The Ingester can get the listing of these phrases this is the prevent phrases both shape a few configurations or a few databases that it has the following step is to carry out a technique known as Stemming at the closing phrases to discover the foundation phrase. Stemming is the technique of decreasing inflected or every so often known as derived phrases to the phrase stem or root phrase For example, the root word for Bangalore is Bangalore and for IT Hub it is IT Hub. But here companies actually can become a company.
The Ingester component then passes the tweet along with the root terms to the search index component. It is to be noted that Ingester would comply with at least three application servers and we can of course always increase these application servers as the load on the service increases.

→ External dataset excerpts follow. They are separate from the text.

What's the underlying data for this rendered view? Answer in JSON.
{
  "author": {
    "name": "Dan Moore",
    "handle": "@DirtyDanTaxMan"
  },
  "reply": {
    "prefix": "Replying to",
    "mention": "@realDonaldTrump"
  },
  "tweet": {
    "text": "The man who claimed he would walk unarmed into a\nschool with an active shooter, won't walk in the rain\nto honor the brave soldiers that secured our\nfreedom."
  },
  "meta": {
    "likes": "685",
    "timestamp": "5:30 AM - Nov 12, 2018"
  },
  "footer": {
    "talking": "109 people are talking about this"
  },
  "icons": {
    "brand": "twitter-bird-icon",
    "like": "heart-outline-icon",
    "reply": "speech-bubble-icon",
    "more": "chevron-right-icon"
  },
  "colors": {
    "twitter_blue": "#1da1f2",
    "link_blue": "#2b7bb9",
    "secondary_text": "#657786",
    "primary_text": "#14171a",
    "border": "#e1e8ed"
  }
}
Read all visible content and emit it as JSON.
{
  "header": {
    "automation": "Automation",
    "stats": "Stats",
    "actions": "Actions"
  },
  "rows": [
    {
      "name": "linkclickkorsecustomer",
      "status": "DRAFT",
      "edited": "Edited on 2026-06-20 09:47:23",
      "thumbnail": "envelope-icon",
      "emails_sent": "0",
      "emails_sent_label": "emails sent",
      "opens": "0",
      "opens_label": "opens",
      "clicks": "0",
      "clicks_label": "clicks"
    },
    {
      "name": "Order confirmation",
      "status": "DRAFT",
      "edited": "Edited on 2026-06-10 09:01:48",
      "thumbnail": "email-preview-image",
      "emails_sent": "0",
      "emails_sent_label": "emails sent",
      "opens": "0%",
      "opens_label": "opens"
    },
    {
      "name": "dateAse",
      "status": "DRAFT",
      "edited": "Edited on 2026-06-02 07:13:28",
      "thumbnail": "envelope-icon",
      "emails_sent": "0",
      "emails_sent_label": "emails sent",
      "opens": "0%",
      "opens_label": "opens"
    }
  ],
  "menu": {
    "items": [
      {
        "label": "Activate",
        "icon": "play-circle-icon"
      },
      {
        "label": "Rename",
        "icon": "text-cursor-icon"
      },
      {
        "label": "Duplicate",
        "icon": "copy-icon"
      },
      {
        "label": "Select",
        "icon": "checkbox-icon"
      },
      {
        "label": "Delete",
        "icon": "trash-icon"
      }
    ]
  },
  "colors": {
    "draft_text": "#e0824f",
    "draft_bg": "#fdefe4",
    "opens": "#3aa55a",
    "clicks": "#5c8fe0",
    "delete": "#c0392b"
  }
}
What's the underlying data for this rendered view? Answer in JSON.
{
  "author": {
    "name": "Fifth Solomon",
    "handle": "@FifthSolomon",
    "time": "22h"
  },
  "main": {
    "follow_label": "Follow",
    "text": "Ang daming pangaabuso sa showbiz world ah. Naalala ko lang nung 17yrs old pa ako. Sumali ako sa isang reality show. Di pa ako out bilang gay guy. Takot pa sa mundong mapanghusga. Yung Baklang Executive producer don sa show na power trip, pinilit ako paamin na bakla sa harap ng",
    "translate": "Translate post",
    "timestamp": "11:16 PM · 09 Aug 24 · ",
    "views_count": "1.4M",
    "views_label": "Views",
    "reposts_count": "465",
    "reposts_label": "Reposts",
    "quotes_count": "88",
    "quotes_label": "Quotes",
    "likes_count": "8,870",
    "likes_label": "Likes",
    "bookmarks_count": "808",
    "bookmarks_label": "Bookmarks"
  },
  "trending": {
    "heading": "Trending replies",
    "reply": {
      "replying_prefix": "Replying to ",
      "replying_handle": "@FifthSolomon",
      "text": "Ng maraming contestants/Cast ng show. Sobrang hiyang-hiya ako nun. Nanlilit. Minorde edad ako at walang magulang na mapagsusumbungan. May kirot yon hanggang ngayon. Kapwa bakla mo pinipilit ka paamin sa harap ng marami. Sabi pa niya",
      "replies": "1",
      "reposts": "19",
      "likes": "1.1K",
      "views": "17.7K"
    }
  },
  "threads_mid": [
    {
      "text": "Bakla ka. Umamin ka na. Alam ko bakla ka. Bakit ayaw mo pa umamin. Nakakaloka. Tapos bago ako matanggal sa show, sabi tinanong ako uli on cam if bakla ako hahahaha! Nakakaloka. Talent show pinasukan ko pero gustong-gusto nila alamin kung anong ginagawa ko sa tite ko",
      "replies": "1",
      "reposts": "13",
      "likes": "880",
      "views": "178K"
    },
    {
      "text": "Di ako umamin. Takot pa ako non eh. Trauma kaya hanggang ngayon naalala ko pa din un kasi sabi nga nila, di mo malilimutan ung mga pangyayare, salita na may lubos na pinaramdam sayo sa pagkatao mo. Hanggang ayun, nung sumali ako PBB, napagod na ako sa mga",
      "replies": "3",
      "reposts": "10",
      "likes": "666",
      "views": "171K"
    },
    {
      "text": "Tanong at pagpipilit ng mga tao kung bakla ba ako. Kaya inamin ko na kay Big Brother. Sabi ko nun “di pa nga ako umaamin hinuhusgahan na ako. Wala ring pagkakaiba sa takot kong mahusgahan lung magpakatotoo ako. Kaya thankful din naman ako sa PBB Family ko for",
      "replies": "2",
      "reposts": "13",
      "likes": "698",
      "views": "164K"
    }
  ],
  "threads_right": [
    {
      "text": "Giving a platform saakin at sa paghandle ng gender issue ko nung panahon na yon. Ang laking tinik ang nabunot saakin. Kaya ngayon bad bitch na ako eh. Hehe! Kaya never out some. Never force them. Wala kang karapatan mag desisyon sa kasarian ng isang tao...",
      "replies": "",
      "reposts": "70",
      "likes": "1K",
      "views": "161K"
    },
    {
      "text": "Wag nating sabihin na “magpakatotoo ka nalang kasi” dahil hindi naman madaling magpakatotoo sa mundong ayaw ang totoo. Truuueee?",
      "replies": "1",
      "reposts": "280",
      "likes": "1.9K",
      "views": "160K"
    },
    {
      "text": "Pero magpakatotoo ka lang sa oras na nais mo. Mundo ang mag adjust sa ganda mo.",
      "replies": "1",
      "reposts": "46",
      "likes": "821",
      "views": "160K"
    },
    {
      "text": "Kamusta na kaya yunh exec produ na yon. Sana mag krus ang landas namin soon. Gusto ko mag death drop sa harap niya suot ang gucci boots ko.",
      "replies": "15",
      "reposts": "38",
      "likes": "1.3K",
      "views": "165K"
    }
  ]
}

The search index module will generally create an inverted index. An inverted index is nothing but an "Index Datastrcuture" which stores or saves a mapping among the contents together with phrases to its area withinside the report or set of files that are in our case might be ready of tweets. For the search index, the search-index for micro provider or thing shops the phrases together with the Tweet ID withinside the datastore.
Now there is more than one process or we can say multiple approaches to shard the data store, The first and easy approach to shard the data store is by “Sharding by words.” In this approach, we shard the database by the hash of the word, which means different words will be in different partitions, and then a single partition will hold all the tweets that contain that word.
In this case to find the tweets containing a specific word we just need to go to a single partition. So, in that case, the search is very fast however the call form and Ingester to a search index to generate this inverted index will be slower, because it's possible now that a tweet may contain 9, 10, 12, 13, or even more terms.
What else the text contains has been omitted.